Use the audio information extraction feature to retrieve media metadata from audio files stored in OSS — including sampling rate, audio channels, bitrate, duration, codec details, and embedded cover images. The metadata is returned as JSON, ready for use in media management pipelines, content indexing, or playback systems.
Use cases
Media cataloging: Index audio files by codec, bitrate, or duration for search and filtering.
Playback validation: Verify sampling rate and channel layout before serving audio to end users.

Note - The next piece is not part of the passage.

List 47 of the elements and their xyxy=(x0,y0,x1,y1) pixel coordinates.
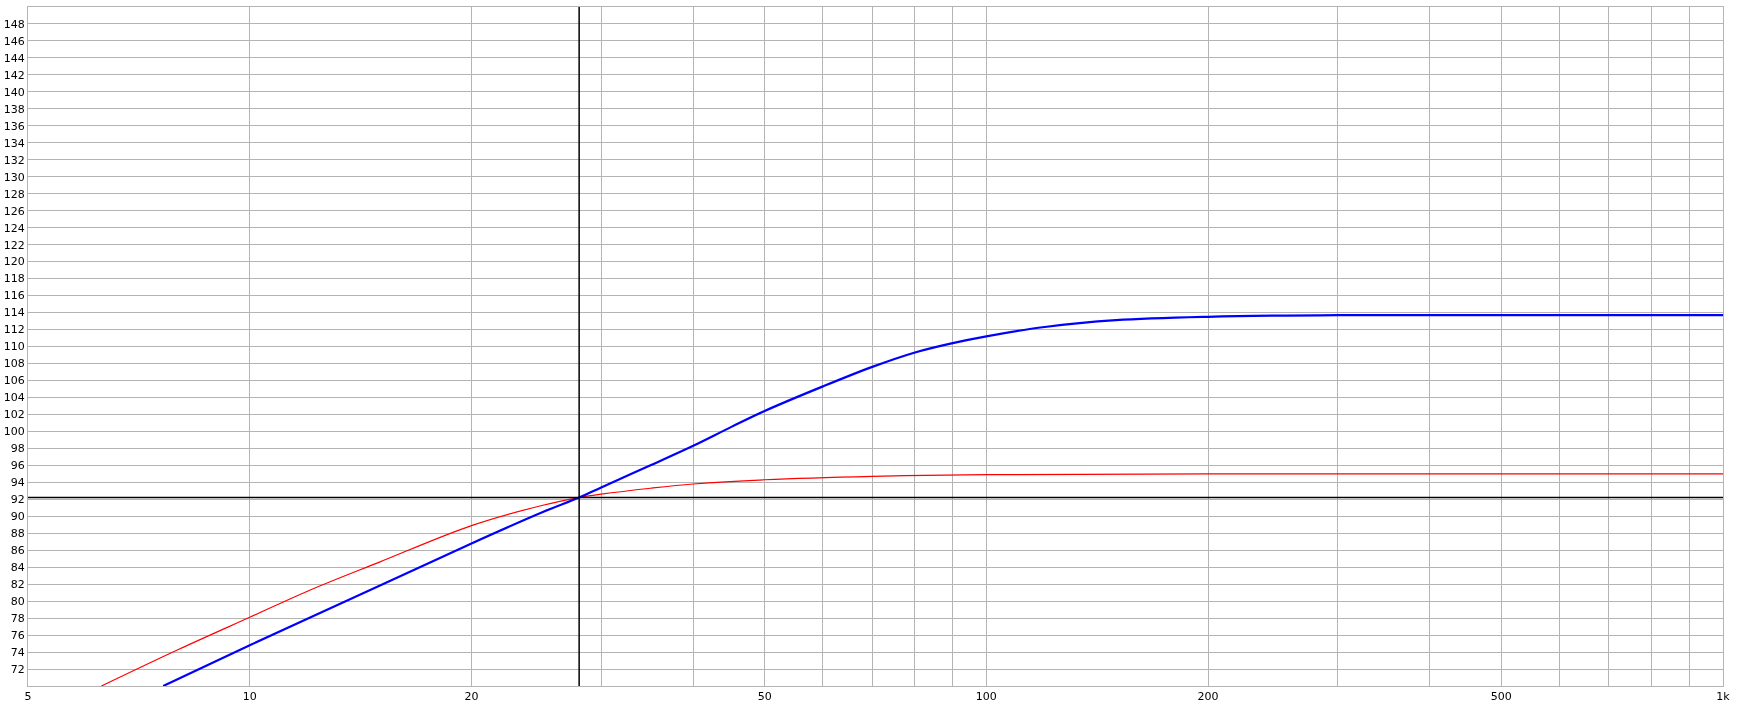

Cover art retrieval: Detect whether a file embeds a cover image without downloading the full audio object.
Prerequisites
Before you begin, ensure that you have:
An OSS bucket associated with an Intelligent Media Management (IMM) project. To associate a bucket:
Using the OSS console: see Step 1: Associate an OSS bucket with an IMM project.
Using the API: call AttachOSSBucket.
The required Permissions on IMM.
Usage notes
Audio information extraction uses synchronous processing (
x-oss-process) only.Anonymous access is not supported. Requests must be authenticated.
Parameters
| Parameter | Value | Description |
|---|---|---|
| Action | audio/info | Instructs OSS to extract audio metadata from the object |
The response is returned in JSON. For the full list of response fields, see DetectMediaMeta.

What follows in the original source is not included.